In fact, recently, Siddaramaiah has expressed doubts whether the coalition will last out even up to the parliamentary elections. The challenge Kumaraswamy faces within the coalition are those of policy interconnectedness, personality clashes and the clash of interests. The coordination committee that was constituted to oversee the functioning of the coalition needs to function more effectively. It can make or break the coalition.

‘Coalition of the willing’

Kumaraswamy realises that he is not running a majority government but hopes that his coalition will become a model and trend for the forthcoming parliamentary elections. What matters is coalition management and coalition output. As far as the BJP is concerned, they believe that the internal contradictions, pressures and pulls of the coalition will render it dysfunctional, which will have a bearing on the parliamentary elections.

Though the JD(S)-Congress coalition is one of convenience, it is important to ensure that it becomes a ‘coalition of the willing’. The state’s pluralist character also gets reflected in coalition politics. It has to grow on the principle of shared interests and beliefs, with a capacity to maximise common goals. Very often, the two main partners do not share the same intensity of interests. To many, the coalition experiment seems to reflect the art of the impossible. The dilemma is that though coalitions can be inherently shaky, they are the only option available for the survival of political parties.

The greatest threat to the present coalition in Karnataka is the clash over diverse ideologies, interests and egos. One continues to grapple with the dilemma of constituting stable coalitions in various states of India.  The numerical ability of the coalition to govern also matters. Though several permutations are mathematically feasible, they are not necessarily politically workable.

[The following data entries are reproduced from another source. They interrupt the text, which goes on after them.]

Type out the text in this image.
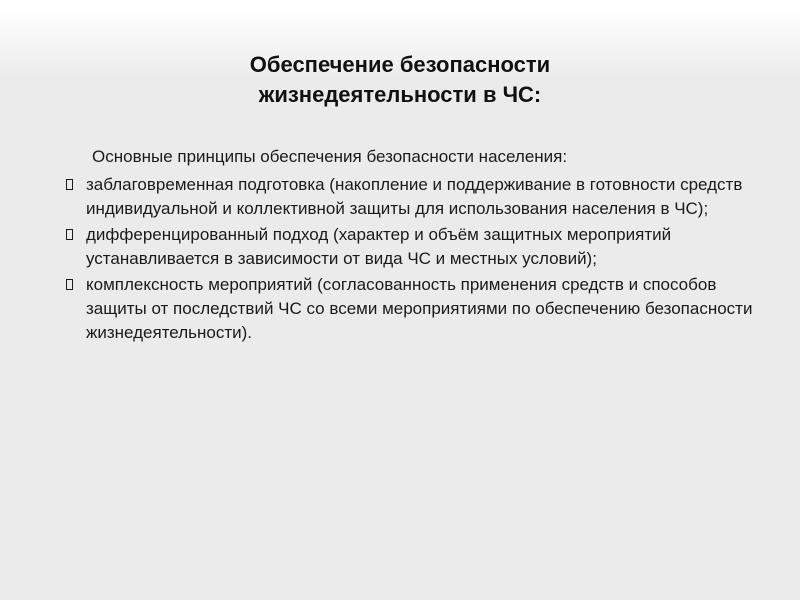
Обеспечение безопасности
жизнедеятельности в ЧС:
Основные принципы обеспечения безопасности населения:
заблаговременная подготовка (накопление и поддерживание в готовности средств индивидуальной и коллективной защиты для использования населения в ЧС);
дифференцированный подход (характер и объём защитных мероприятий устанавливается в зависимости от вида ЧС и местных условий);
комплексность мероприятий (согласованность применения средств и способов защиты от последствий ЧС со всеми мероприятиями по обеспечению безопасности жизнедеятельности).
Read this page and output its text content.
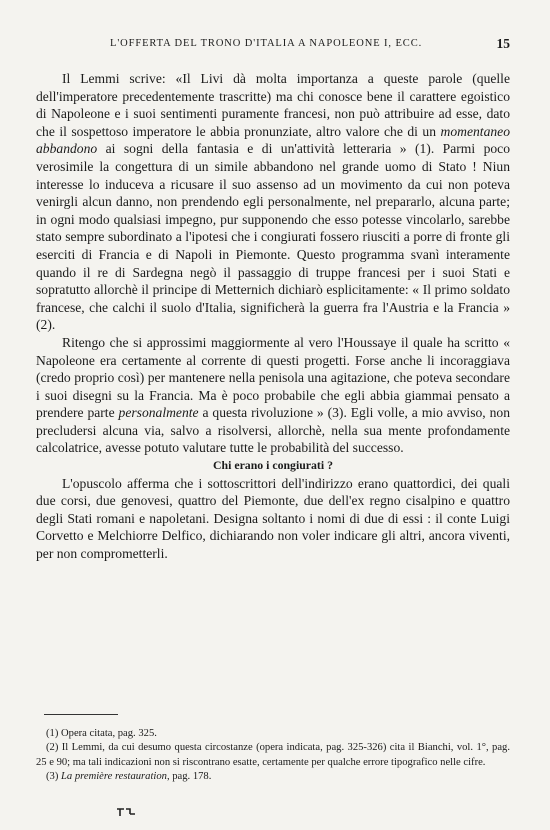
L'OFFERTA DEL TRONO D'ITALIA A NAPOLEONE I, ECC.	15

Il Lemmi scrive: «Il Livi dà molta importanza a queste parole (quelle dell'imperatore precedentemente trascritte) ma chi conosce bene il carattere egoistico di Napoleone e i suoi sentimenti puramente francesi, non può attribuire ad esse, dato che il sospettoso imperatore le abbia pronunziate, altro valore che di un momentaneo abbandono ai sogni della fantasia e di un'attività letteraria » (1). Parmi poco verosimile la congettura di un simile abbandono nel grande uomo di Stato ! Niun interesse lo induceva a ricusare il suo assenso ad un movimento da cui non poteva venirgli alcun danno, non prendendo egli personalmente, nel prepararlo, alcuna parte; in ogni modo qualsiasi impegno, pur supponendo che esso potesse vincolarlo, sarebbe stato sempre subordinato a l'ipotesi che i congiurati fossero riusciti a porre di fronte gli eserciti di Francia e di Napoli in Piemonte. Questo programma svanì interamente quando il re di Sardegna negò il passaggio di truppe francesi per i suoi Stati e sopratutto allorchè il principe di Metternich dichiarò esplicitamente: « Il primo soldato francese, che calchi il suolo d'Italia, significherà la guerra fra l'Austria e la Francia » (2).

Ritengo che si approssimi maggiormente al vero l'Houssaye il quale ha scritto « Napoleone era certamente al corrente di questi progetti. Forse anche li incoraggiava (credo proprio così) per mantenere nella penisola una agitazione, che poteva secondare i suoi disegni su la Francia. Ma è poco probabile che egli abbia giammai pensato a prendere parte personalmente a questa rivoluzione » (3). Egli volle, a mio avviso, non precludersi alcuna via, salvo a risolversi, allorchè, nella sua mente profondamente calcolatrice, avesse potuto valutare tutte le probabilità del successo.

Chi erano i congiurati ?

L'opuscolo afferma che i sottoscrittori dell'indirizzo erano quattordici, dei quali due corsi, due genovesi, quattro del Piemonte, due dell'ex regno cisalpino e quattro degli Stati romani e napoletani. Designa soltanto i nomi di due di essi : il conte Luigi Corvetto e Melchiorre Delfico, dichiarando non voler indicare gli altri, ancora viventi, per non comprometterli.

(1) Opera citata, pag. 325.

(2) Il Lemmi, da cui desumo questa circostanze (opera indicata, pag. 325-326) cita il Bianchi, vol. 1°, pag. 25 e 90; ma tali indicazioni non si riscontrano esatte, certamente per qualche errore tipografico nelle cifre.

(3) La première restauration, pag. 178.
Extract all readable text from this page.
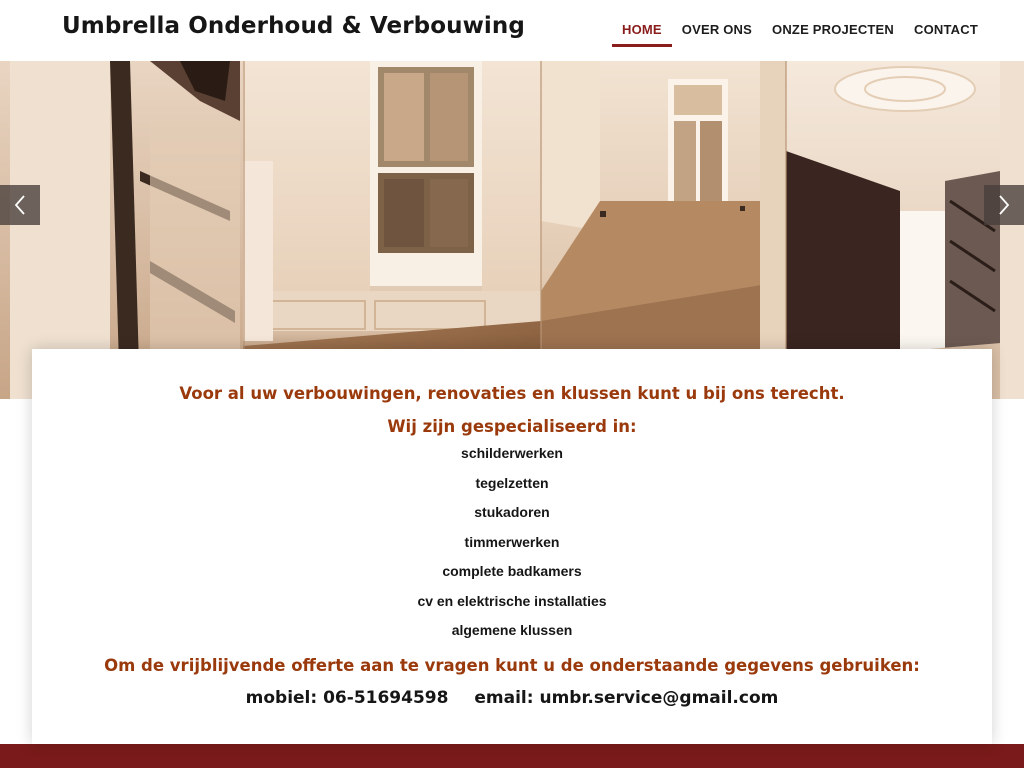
Umbrella Onderhoud & Verbouwing	HOME	OVER ONS	ONZE PROJECTEN	CONTACT
Voor al uw verbouwingen, renovaties en klussen kunt u bij ons terecht.
Wij zijn gespecialiseerd in:
schilderwerken
tegelzetten
stukadoren
timmerwerken
complete badkamers
cv en elektrische installaties
algemene klussen
Om de vrijblijvende offerte aan te vragen kunt u de onderstaande gegevens gebruiken:
mobiel: 06-51694598 email: umbr.service@gmail.com
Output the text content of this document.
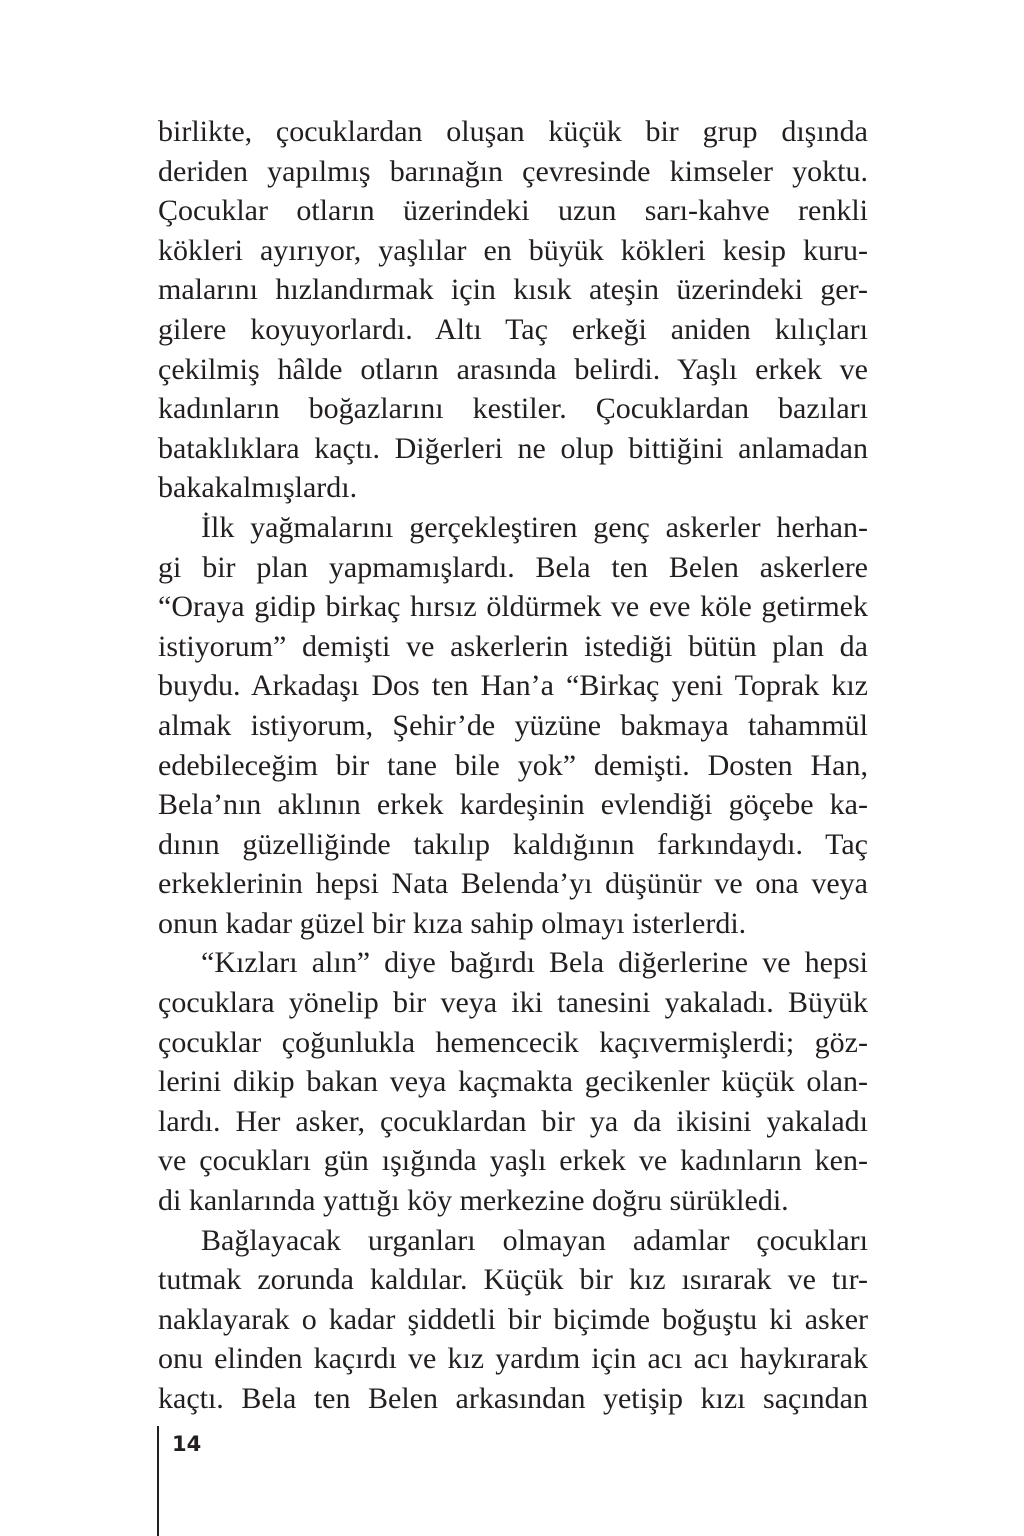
birlikte, çocuklardan oluşan küçük bir grup dışında
deriden yapılmış barınağın çevresinde kimseler yoktu.
Çocuklar otların üzerindeki uzun sarı-kahve renkli
kökleri ayırıyor, yaşlılar en büyük kökleri kesip kuru-
malarını hızlandırmak için kısık ateşin üzerindeki ger-
gilere koyuyorlardı. Altı Taç erkeği aniden kılıçları
çekilmiş hâlde otların arasında belirdi. Yaşlı erkek ve
kadınların boğazlarını kestiler. Çocuklardan bazıları
bataklıklara kaçtı. Diğerleri ne olup bittiğini anlamadan
bakakalmışlardı.

İlk yağmalarını gerçekleştiren genç askerler herhan-
gi bir plan yapmamışlardı. Bela ten Belen askerlere
“Oraya gidip birkaç hırsız öldürmek ve eve köle getirmek
istiyorum” demişti ve askerlerin istediği bütün plan da
buydu. Arkadaşı Dos ten Han’a “Birkaç yeni Toprak kız
almak istiyorum, Şehir’de yüzüne bakmaya tahammül
edebileceğim bir tane bile yok” demişti. Dosten Han,
Bela’nın aklının erkek kardeşinin evlendiği göçebe ka-
dının güzelliğinde takılıp kaldığının farkındaydı. Taç
erkeklerinin hepsi Nata Belenda’yı düşünür ve ona veya
onun kadar güzel bir kıza sahip olmayı isterlerdi.

“Kızları alın” diye bağırdı Bela diğerlerine ve hepsi
çocuklara yönelip bir veya iki tanesini yakaladı. Büyük
çocuklar çoğunlukla hemencecik kaçıvermişlerdi; göz-
lerini dikip bakan veya kaçmakta gecikenler küçük olan-
lardı. Her asker, çocuklardan bir ya da ikisini yakaladı
ve çocukları gün ışığında yaşlı erkek ve kadınların ken-
di kanlarında yattığı köy merkezine doğru sürükledi.

Bağlayacak urganları olmayan adamlar çocukları
tutmak zorunda kaldılar. Küçük bir kız ısırarak ve tır-
naklayarak o kadar şiddetli bir biçimde boğuştu ki asker
onu elinden kaçırdı ve kız yardım için acı acı haykırarak
kaçtı. Bela ten Belen arkasından yetişip kızı saçından

14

This is a hard lesson for many coalitions in India. International experience of coalition politics shows that instability is never far away, but also that parties with opposing ideologies can work together. Kumaraswamy has no choice but to come to grips with the delicate demands, dilemmas and pressures of managing a coalition in the circumstances in which he finds himself. Intra-party and inter-party conflict management is critical to coalition governance in Karnataka.

(The writer is Professor and Dean (Arts), Dept of Political Science, Bangalore University).